Todas las viejas películas del Oeste suelen tratar de la valentía, como avance o  resistencia, porque la valentía tiene dos caras: la del que da un paso al enfrente y la del que aguanta. Como aquella estupenda película de “Horizontes de grandeza”,  donde el marino, interpretado por Gregory Peck, se negaba a tener que demostrar su valor montando un caballo difícil en público y lo hace a escondidas, porque la valentía no necesita espectáculo.  Es matemático, cuando se busca el jaleo o aplauso o se parapeta uno tras la masa (real o de followers, pongo por caso), se trata de bravuconería, que es lo que hoy a menudo se lleva la palma.

La valentía, como otras virtudes grandes, tiene que ver con la grandeza de alma. Magnanimidad lo llaman. Y de nuevo es matemático: encuentras a alguien valiente de verdad y coincide en que es generoso, que no machaca al “contrario”, especialmente si está caído en la lona. El bravucón o arrojado, en cambio, es el que necesita machacar al contrario, dejarle ko físicamente o con palabras. Hacer leña del árbol caído era antaño cosa de cobardes. Hoy esto quizás se ha olvidado , de ahí el avance de las tricoteuses en los medios y redes sociales.
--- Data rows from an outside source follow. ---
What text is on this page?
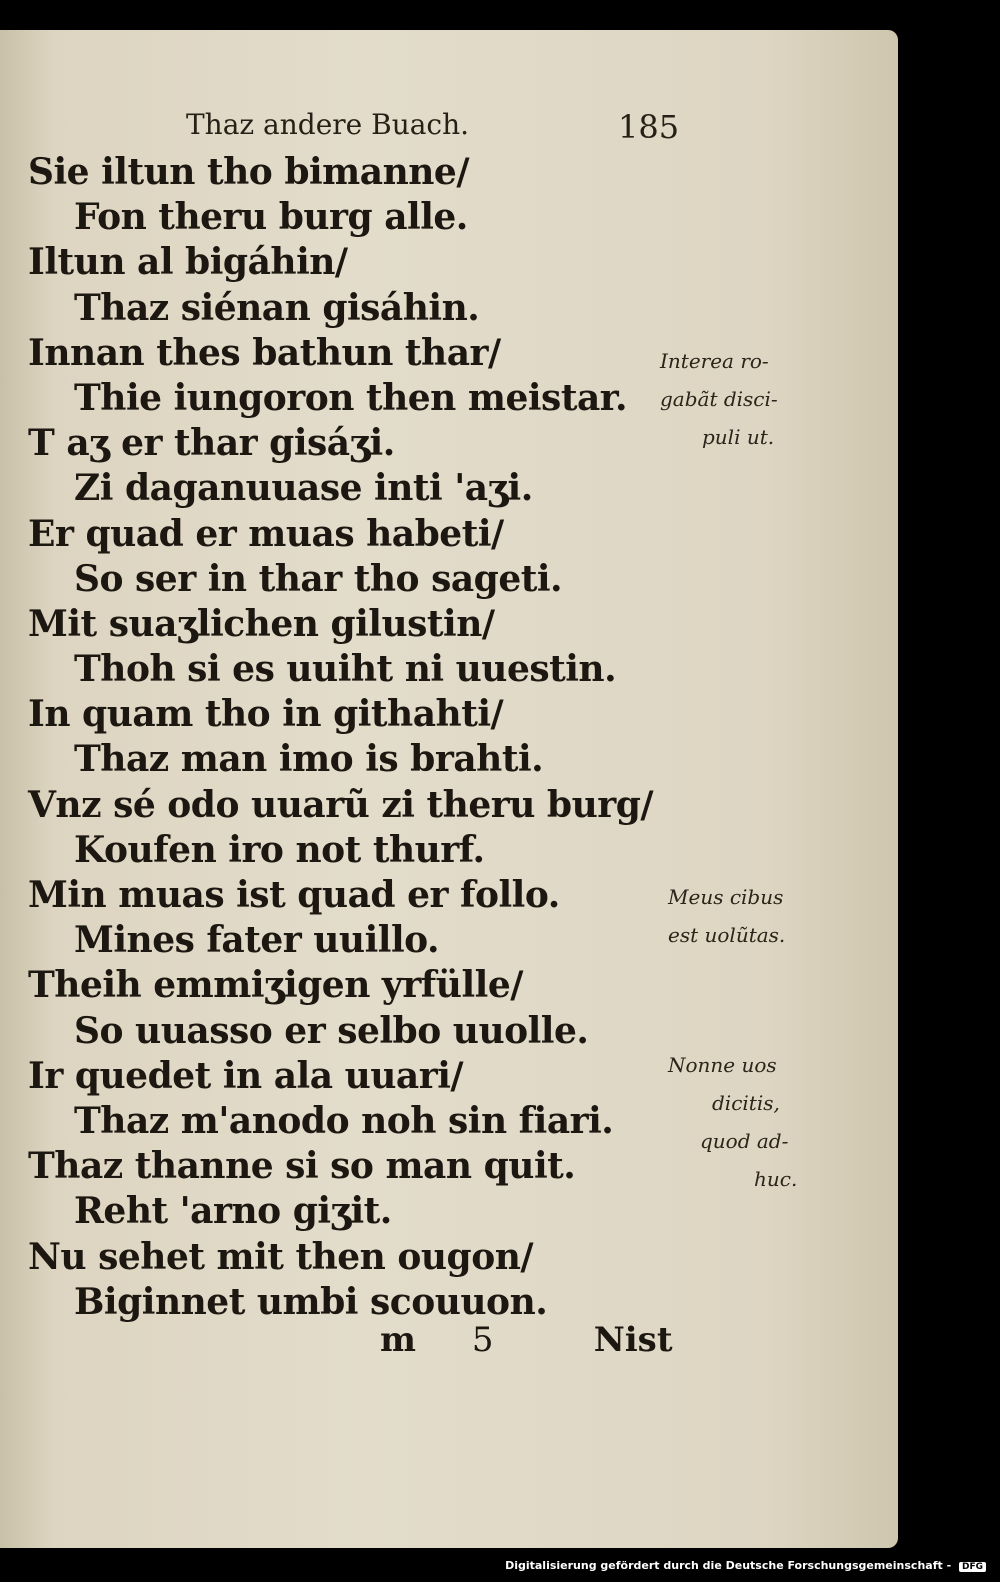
Thaz andere Buach.	185
Sie iltun tho bimanne/
Fon theru burg alle.
Iltun al bigáhin/
Thaz siénan gisáhin.
Innan thes bathun thar/
Thie iungoron then meistar.
T aʒ er thar gisáʒi.
Zi daganuuase inti 'aʒi.
Er quad er muas habeti/
So ser in thar tho sageti.
Mit suaʒlichen gilustin/
Thoh si es uuiht ni uuestin.
In quam tho in githahti/
Thaz man imo is brahti.
Vnz sé odo uuarũ zi theru burg/
Koufen iro not thurf.
Min muas ist quad er follo.
Mines fater uuillo.
Theih emmiʒigen yrfülle/
So uuasso er selbo uuolle.
Ir quedet in ala uuari/
Thaz m'anodo noh sin fiari.
Thaz thanne si so man quit.
Reht 'arno giʒit.
Nu sehet mit then ougon/
Biginnet umbi scouuon.
Interea ro-
gabãt disci-
puli ut.
Meus cibus
est uolũtas.
Nonne uos
dicitis,
quod ad-
huc.
m 5	Nist
Digitalisierung gefördert durch die Deutsche Forschungsgemeinschaft - DFG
Suena antiguo, pero los españoles alguna vez fuimos muy valientes y con un alma grande, magnánimos. Ahí está ese cuadro de la Rendición de Breda para recordárnoslo, Blas de Lezo y tantos. Y ahí están también muchos mártires y santos. Porque también se puede ser valiente, magnánimo y, a la vez, manso, por eso fueron santos.

Aurora Pimentel

Comentarios

  1. jmbll@hotmail.com dice:

    La historia completa y rigurosa, sin novelar, de la actuación de Blal de Lezo en Cartagena de Indias, en http://www.labatalladecartagenadeindias.com

  2. Muchas gracias por el link, lo leeré, muy interesante.

  3. Grandísimo artículo! Fabulosas reflexiones.Gracias Aurora

  4. Don Blas de Lezo, un heroe con gran ingenio para salir airoso de todas sus contiendas.